Besides, strictly speaking Erlang is strictly typed, albeit dynamically. Dynamic typing is a minor shortcoming which is alleviated by Dializer. :)
And finally, using monads is simple! Even writing monads isn't hard though very rarely needed. Lenses is where all the fun begins and never ends! :D
Alexander, Hi!
I think I'm too stupid to understand most of the things you've mentioned :)
But I totally agree! It's hard for me to judge about either as I was not in any industrial project using Haskell - and the one with Erlang was too specific in many ways :)
I suspect it is about the tool "dialyzer"? I found this one and tried to make my colleagues using it. That was hard, mostly because dialyzer is still in far not excellent form. And as the language seems to be slowly dying, regretfully, no much hope it will be seriously improved.
Ah, all proponents of Haskell / Scala insist on something like this. Probably this simplicity is why so many articles and videos are trying their best to "explain monads in 5 minutes", generally failing to impress :)
I'd like to see what they will invent by next 10 years :)
Yep, that's what I meant. :)
Last time I wrote in Erlang Dialyzer checking was built-in into VS Code plugin so I need no extra effort to reap its benefits. 🤷
Actually you're exactly up to the point. :) People write the most about what's simple: "Write yourself a blog engine in PHP/RoR/Django", "Make an animation with CSS3", "Build a game with Unity". How many tutorials "write an intrusive concurrent AVL-tree in C" do you know? 😄
Unfortunately doesn't seem like much, Haskell is close to a "saturation point". The two biggest next additions to the Haskell are Linear Types and full-blown Dependent Types. The former were invented more than 30 years ago (at least Linear Logic was), the latter were invented almost 50 years ago and first implemented more than 30 years ago.
It's just most of programming languages still fail to improve upon Lisp that was invented more than 60 years ago... 😄
Well, that's question what we define by "improvement". In the sense of business software development they improved thousand times.
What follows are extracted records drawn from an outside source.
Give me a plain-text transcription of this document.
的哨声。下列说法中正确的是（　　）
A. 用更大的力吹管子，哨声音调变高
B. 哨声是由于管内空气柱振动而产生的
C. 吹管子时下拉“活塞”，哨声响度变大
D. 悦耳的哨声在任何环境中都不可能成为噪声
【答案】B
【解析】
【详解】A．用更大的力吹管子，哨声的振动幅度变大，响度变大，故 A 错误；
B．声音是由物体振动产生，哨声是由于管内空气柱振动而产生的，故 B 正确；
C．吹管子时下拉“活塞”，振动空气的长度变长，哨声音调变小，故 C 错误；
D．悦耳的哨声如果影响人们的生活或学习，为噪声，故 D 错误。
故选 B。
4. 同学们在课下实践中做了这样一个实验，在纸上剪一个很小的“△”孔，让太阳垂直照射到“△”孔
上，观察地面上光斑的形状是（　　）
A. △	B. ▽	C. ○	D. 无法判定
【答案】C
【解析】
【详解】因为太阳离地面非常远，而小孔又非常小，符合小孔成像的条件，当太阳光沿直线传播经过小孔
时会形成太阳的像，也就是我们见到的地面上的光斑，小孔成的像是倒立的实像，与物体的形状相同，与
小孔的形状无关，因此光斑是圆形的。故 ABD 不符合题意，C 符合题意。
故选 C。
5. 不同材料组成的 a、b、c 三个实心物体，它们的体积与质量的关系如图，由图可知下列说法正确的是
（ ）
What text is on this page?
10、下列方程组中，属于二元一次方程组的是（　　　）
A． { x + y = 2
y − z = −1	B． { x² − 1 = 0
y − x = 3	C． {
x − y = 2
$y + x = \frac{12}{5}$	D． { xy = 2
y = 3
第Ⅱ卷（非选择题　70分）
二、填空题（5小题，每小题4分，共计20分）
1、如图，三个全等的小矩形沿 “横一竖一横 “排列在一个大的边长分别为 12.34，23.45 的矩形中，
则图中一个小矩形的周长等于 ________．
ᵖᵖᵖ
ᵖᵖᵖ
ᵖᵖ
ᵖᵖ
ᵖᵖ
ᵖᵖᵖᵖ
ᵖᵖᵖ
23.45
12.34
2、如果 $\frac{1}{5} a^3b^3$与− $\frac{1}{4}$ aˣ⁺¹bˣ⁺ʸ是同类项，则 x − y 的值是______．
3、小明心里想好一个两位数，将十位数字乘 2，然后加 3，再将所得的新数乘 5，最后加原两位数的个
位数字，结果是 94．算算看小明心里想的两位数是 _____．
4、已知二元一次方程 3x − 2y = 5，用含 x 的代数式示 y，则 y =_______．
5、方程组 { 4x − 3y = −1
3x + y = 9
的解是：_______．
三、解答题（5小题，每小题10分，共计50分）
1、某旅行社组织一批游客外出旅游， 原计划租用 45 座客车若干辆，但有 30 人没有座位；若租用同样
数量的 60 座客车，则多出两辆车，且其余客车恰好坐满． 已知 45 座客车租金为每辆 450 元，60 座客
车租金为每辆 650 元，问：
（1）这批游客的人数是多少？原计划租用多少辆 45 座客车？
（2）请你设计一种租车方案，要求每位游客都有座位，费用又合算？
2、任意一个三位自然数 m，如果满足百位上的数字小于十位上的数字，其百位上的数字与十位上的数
Not only about languages themselves, but about infrastructure around them.
Even Lisp split to zounds branches, warring to be more functional or more practical or both :)
However in the sense of the language structure, system of typization etc really progress is not impressive.
BTW, if you are curious about Haskell position - the company I mentioned is "Biocad". Check their HH - they are nice fellows and would be glad at least, I think. Though probably you know them already since Haskell world is tight enough :)
I meant in terms of language features and semantics as I'm kinda PL geek. :)
I totally agree infrastructure improved a lot.
Yeah, I've figured that out. As you said
😄
Thank you!
Hahaha, I use that every day. But I also use Kotlin.
Anytime!
Not necessarily, it's a fact of life in most domains, but it does provide a rich toolkit for organizing and sequestering the mutable and effectful parts of your code.
If you're referring to mutable state, then it's irrelevant whether it's a fact of life or not. Because in software development we're modelling real-life domains. And we can easily model mutable state with immutable data structures and pure functions. Surprisingly often it leads to both fever errors and simpler code.
This is exactly why side effect-free coding by default is so valuable: it’s far easier to verify correct behavior.
True, but the good thing is that it requires a lot of focus as it is a hard language for most people.